Síria. União Europeia rejeita chantagem da Turquia com refugiados

A União Europeia rejeita o uso de refugiados como arma de chantagem pela Turquia, diz o presidente do Conselho Europeu, Donald Tusk, depois de Ancara ter ameaçado "abrir as portas" aos milhões de sírios que estão no país

O presidente do Conselho Europeu, Donald Tusk, não poupou palavras na resposta que esta quinta-feira deu à Turquia, depois de o seu presidente, Recep Tayyip Erdogan, ter ameaçado "abrir as portas" e enviar milhares de refugiados para a Europa se Bruxelas criticar a ofensiva militar de Ancara contra as milícias curdas na Síria.

"A Turquia tem de perceber que a nossa maior preocupação é com o facto de as suas ações poderem provocar uma nova catástrofe humanitária, o que é inaceitável, e que nós nunca aceitaremos que os refugiados sejam usados como arma para nos chantagear", disse Tusk, sublinhando que as ameaças de Erdogan são "completamente despropositadas".

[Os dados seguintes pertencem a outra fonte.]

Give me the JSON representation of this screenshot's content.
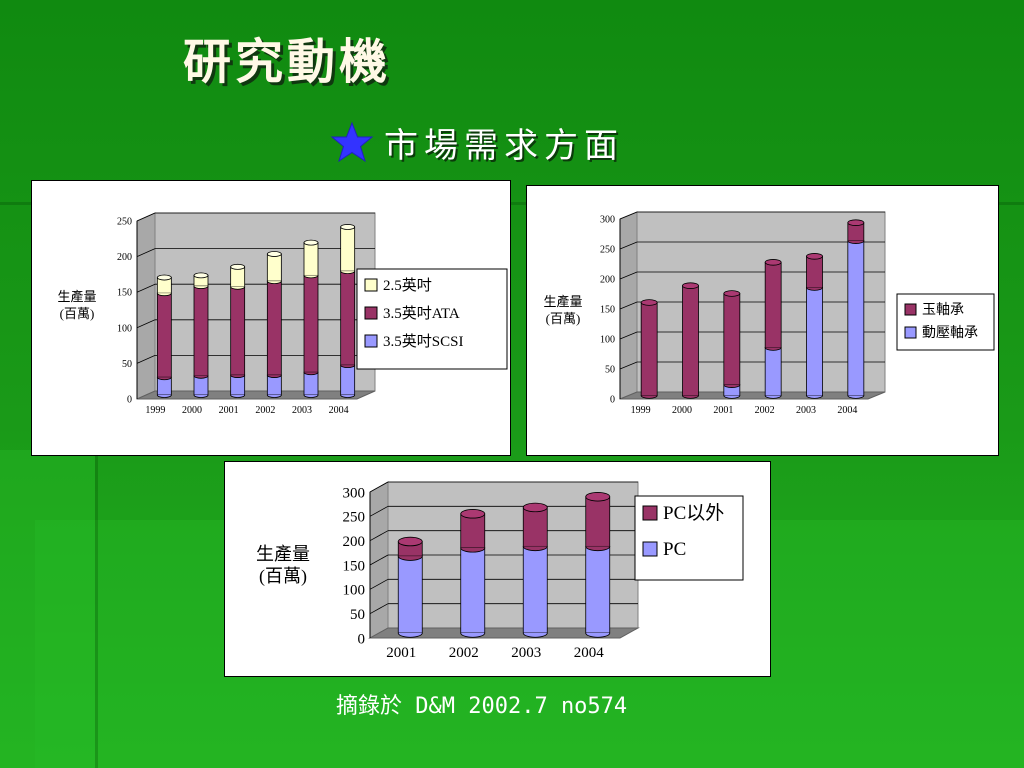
{
  "slide": {
    "title": "研究動機",
    "subtitle": "市場需求方面",
    "bullet_icon": "star-icon",
    "caption": "摘錄於 D&M 2002.7  no574",
    "colors": {
      "background": "#1a9a18",
      "title": "#fff9e6"
    }
  },
  "chart_data": [
    {
      "type": "bar",
      "stacked": true,
      "ylabel": "生產量\n(百萬)",
      "categories": [
        "1999",
        "2000",
        "2001",
        "2002",
        "2003",
        "2004"
      ],
      "ylim": [
        0,
        250
      ],
      "yticks": [
        0,
        50,
        100,
        150,
        200,
        250
      ],
      "series": [
        {
          "name": "3.5英吋SCSI",
          "color": "#9999ff",
          "values": [
            25,
            27,
            28,
            28,
            32,
            42
          ]
        },
        {
          "name": "3.5英吋ATA",
          "color": "#993366",
          "values": [
            118,
            126,
            124,
            132,
            136,
            132
          ]
        },
        {
          "name": "2.5英吋",
          "color": "#ffffcc",
          "values": [
            22,
            15,
            28,
            38,
            46,
            62
          ]
        }
      ],
      "legend": "right",
      "legend_order": [
        "2.5英吋",
        "3.5英吋ATA",
        "3.5英吋SCSI"
      ]
    },
    {
      "type": "bar",
      "stacked": true,
      "ylabel": "生產量\n(百萬)",
      "categories": [
        "1999",
        "2000",
        "2001",
        "2002",
        "2003",
        "2004"
      ],
      "ylim": [
        0,
        300
      ],
      "yticks": [
        0,
        50,
        100,
        150,
        200,
        250,
        300
      ],
      "series": [
        {
          "name": "動壓軸承",
          "color": "#9999ff",
          "values": [
            0,
            0,
            18,
            80,
            180,
            258
          ]
        },
        {
          "name": "玉軸承",
          "color": "#993366",
          "values": [
            155,
            183,
            152,
            142,
            52,
            30
          ]
        }
      ],
      "legend": "right",
      "legend_order": [
        "玉軸承",
        "動壓軸承"
      ]
    },
    {
      "type": "bar",
      "stacked": true,
      "ylabel": "生產量\n(百萬)",
      "categories": [
        "2001",
        "2002",
        "2003",
        "2004"
      ],
      "ylim": [
        0,
        300
      ],
      "yticks": [
        0,
        50,
        100,
        150,
        200,
        250,
        300
      ],
      "series": [
        {
          "name": "PC",
          "color": "#9999ff",
          "values": [
            158,
            175,
            178,
            178
          ]
        },
        {
          "name": "PC以外",
          "color": "#993366",
          "values": [
            30,
            70,
            80,
            102
          ]
        }
      ],
      "legend": "right",
      "legend_order": [
        "PC以外",
        "PC"
      ]
    }
  ]
}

Tusk aproveitou, aliás, para reforçar que a posição da UE é de condenação da ação militar turca no nordeste da Síria, "que deve ser parada".

Num discurso proferido em Ancara, esta quinta-feira, Erdogan ameaçou que "se [os 28] tentarem definir a nossa operação como invasão, o nosso trabalho é fácil. Abrimos as portas e enviamos-vos 3,6 milhões de refugiados", ameaçou o chefe de Estado turco durante um discurso proferido esta quinta-feira, em Ancara.

A Turquia acolhe no seu território 3,6 milhões de refugiados sírios, tendo o fluxo de migrantes para a UE sido fortemente reduzido após os 28 terem chegado a um acordo com Ancara, em março 2016.

A ofensiva turca, de grande escala contra as milícias na Síria, começou há 48 horas e, segundo Ancara, tem como objetivo afastar do norte daquele país as milícias curdas designadas Unidades de Proteção Popular (YPG), que a Turquia como "grupo terrorista".